韩潇仔细看着,越看越觉得那个背影熟悉。
就在这时,那个男人回头看了眼追着他们的护院。
韩潇猛地坐直了身子,“我艹!”将望远镜往中控台上一扔,“快!快!追上去!”
扈三娘也没问韩潇看到了什么,二话不说一脚油门踩下去,皮卡轰鸣着窜了出去,溅起一路雪泥。
“潇哥,前面发生了什么?”来福在后排坐直了身子,把脑袋探到前座中间。
卞祥和时迁也把着椅背,目光灼灼地盯着韩潇,等着他的答案。
“有十几个狗东西在追杀老武!”韩潇把望远镜扔到副驾驶座上,“妈的,敢欺负我兄弟,闹他!”

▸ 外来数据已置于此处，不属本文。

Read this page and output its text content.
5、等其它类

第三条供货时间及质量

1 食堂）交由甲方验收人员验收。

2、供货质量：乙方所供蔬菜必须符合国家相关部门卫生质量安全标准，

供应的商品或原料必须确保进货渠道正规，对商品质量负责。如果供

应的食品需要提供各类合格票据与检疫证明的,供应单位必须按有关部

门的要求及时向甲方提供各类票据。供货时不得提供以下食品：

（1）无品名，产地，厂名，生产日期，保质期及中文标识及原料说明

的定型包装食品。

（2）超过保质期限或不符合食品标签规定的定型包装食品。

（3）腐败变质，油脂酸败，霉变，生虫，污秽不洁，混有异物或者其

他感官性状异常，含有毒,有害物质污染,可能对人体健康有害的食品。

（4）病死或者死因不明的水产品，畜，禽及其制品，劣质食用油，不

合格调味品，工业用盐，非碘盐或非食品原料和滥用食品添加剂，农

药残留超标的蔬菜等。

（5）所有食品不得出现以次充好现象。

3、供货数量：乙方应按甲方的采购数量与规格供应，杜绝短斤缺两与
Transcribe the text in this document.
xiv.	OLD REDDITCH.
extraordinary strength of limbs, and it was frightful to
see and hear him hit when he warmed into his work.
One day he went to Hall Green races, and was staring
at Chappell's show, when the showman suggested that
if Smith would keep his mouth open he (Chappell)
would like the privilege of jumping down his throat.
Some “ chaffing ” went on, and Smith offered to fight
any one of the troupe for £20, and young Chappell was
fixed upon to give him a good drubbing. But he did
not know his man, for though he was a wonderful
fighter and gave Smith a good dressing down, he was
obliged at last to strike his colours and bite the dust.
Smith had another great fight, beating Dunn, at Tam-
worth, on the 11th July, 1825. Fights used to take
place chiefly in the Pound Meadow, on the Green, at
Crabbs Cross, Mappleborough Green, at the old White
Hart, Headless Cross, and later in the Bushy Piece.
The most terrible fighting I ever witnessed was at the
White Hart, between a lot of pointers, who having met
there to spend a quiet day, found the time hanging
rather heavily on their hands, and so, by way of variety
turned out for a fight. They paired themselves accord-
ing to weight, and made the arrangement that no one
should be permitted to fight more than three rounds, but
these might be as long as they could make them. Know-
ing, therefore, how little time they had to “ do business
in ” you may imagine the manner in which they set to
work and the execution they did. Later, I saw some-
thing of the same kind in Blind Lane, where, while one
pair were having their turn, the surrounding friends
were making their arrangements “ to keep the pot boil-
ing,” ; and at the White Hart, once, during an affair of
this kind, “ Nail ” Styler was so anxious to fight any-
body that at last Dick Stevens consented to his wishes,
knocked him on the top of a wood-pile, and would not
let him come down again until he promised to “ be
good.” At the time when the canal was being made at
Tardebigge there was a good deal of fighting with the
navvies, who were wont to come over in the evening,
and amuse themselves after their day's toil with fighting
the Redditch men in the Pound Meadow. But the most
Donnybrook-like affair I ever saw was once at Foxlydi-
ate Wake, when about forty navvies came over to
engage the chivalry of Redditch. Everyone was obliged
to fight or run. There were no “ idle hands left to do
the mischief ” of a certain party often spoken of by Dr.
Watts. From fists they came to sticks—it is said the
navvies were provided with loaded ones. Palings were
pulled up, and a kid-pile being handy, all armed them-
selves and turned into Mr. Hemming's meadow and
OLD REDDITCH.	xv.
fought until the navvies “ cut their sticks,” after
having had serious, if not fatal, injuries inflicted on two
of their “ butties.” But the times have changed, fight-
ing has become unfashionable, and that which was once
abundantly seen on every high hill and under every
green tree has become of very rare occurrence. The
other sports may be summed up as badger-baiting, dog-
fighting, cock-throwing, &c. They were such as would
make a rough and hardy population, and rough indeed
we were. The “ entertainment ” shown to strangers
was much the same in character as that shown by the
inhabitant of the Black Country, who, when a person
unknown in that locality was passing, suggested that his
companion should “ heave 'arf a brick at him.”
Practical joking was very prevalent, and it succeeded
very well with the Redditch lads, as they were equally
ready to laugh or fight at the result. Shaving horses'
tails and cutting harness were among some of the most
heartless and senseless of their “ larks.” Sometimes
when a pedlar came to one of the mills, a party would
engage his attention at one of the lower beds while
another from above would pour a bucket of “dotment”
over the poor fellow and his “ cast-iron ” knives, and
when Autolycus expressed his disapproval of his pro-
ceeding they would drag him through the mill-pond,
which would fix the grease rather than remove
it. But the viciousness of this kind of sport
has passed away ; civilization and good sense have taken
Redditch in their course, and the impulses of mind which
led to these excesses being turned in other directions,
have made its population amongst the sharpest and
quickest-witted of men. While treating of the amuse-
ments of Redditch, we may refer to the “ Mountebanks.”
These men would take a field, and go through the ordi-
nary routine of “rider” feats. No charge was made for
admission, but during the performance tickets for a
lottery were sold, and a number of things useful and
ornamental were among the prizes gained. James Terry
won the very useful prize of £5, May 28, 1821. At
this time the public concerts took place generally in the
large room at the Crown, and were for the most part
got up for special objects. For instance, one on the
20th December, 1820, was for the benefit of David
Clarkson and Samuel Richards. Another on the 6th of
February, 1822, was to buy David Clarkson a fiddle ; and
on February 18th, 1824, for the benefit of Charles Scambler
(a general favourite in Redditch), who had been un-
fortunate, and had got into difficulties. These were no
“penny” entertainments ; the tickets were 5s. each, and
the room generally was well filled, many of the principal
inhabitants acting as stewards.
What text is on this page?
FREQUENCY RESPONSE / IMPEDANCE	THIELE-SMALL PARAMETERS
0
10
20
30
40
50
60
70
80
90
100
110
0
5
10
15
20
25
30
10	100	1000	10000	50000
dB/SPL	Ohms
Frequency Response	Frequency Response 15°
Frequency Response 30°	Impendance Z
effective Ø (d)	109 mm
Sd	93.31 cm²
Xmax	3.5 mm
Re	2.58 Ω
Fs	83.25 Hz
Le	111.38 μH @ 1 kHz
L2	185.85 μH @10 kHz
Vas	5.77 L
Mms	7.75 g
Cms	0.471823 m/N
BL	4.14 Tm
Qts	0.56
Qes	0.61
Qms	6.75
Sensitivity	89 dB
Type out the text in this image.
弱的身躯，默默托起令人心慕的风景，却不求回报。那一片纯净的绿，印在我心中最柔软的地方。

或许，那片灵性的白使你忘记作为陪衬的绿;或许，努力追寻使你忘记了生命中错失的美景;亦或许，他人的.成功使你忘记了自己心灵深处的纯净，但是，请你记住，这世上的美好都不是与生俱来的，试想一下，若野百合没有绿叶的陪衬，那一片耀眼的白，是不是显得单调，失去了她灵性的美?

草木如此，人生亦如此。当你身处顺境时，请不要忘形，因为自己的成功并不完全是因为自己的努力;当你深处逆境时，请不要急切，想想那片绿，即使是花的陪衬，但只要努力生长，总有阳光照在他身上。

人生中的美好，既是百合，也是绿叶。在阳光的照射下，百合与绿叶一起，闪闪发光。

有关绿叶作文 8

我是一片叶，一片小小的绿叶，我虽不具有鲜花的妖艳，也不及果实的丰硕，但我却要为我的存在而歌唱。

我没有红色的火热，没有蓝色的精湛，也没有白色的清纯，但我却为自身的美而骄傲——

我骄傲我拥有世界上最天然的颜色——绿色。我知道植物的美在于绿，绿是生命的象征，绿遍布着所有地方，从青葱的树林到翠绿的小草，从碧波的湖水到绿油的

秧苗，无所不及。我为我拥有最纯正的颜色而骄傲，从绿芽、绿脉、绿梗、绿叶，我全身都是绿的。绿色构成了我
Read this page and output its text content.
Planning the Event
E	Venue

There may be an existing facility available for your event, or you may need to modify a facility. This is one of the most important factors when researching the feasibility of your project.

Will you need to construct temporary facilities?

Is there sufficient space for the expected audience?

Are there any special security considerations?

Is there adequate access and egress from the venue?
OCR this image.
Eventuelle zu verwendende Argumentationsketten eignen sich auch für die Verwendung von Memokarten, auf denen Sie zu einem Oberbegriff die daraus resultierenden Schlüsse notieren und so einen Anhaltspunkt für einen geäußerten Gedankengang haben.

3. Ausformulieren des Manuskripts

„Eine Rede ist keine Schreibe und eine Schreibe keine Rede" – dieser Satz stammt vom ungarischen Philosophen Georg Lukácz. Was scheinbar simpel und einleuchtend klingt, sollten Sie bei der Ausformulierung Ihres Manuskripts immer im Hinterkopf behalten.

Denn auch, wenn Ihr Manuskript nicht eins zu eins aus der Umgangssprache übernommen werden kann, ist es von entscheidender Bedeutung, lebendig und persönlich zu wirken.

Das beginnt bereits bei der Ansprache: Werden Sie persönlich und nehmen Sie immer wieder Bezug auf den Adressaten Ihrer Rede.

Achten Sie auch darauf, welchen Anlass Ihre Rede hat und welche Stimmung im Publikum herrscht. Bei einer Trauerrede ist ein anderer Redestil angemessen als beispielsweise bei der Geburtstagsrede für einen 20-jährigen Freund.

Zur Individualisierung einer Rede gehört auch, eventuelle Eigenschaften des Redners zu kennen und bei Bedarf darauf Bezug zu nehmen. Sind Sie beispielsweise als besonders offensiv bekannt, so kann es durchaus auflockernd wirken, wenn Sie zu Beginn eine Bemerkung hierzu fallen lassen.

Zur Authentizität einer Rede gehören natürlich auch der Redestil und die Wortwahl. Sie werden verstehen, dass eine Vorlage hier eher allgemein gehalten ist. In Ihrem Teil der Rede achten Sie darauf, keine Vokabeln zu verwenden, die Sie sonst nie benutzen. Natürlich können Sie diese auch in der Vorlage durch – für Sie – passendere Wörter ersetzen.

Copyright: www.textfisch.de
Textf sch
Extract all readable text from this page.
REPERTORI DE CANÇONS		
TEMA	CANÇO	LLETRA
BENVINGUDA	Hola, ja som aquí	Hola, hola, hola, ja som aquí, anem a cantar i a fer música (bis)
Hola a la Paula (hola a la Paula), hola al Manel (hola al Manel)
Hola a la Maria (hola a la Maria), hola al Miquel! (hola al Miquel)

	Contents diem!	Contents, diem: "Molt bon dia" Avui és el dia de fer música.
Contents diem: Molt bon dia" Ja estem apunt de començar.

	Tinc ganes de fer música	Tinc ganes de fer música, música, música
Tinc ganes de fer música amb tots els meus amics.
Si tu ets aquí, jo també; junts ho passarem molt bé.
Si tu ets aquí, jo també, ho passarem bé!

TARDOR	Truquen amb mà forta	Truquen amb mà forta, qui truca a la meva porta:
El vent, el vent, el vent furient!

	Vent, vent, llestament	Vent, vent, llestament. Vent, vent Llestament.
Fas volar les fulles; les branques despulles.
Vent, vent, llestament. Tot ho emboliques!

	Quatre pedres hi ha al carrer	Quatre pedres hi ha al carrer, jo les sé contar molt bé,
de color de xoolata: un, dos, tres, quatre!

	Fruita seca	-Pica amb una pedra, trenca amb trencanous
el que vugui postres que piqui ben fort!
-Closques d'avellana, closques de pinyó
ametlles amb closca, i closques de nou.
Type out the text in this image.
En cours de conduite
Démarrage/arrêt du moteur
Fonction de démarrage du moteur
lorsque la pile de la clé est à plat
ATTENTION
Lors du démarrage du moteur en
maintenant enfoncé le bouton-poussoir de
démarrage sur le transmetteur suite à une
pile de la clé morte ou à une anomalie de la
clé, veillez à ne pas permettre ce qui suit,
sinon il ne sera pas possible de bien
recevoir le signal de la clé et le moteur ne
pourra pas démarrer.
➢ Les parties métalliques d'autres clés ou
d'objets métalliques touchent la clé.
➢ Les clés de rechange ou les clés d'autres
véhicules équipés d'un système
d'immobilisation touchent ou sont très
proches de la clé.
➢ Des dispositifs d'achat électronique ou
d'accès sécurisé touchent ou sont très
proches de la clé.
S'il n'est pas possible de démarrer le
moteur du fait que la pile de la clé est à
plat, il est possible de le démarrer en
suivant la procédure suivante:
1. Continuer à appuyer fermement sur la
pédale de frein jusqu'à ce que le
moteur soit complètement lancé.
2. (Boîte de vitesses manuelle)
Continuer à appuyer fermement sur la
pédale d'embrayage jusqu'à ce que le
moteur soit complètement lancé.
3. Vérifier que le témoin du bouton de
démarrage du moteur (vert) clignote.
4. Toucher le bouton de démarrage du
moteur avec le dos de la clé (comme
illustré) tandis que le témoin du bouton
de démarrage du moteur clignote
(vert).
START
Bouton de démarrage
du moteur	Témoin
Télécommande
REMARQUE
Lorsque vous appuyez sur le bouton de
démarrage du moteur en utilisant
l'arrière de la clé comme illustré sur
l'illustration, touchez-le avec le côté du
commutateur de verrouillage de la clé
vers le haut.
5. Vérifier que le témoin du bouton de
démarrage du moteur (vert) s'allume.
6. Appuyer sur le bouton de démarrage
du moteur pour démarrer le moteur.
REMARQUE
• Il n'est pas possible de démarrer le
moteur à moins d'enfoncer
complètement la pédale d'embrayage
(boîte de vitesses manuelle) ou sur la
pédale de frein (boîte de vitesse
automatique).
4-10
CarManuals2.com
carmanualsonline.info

话音未落,他已经从空间中摸出那把喷子,“咔嚓”一声上膛,动作干脆利落。
“什么?”后排三人异口同声地惊呼。
“妈的,哪个王八羔子吃了熊心豹子胆,敢在太岁爷头上动土?”
来福当场就炸了,伸出手来,“潇哥,给我一支!我也干他丫的!”
“还有我,还有我!”时迁也从后面伸过手来。
卞祥知道自己枪法不行,也清楚没多余的份儿,便老实坐着没伸手,却已经攥紧了拳头,指节捏得咯咯作响,嘴里嘀咕着:“等会儿停车了俺非得下去用斧子砍死几个。”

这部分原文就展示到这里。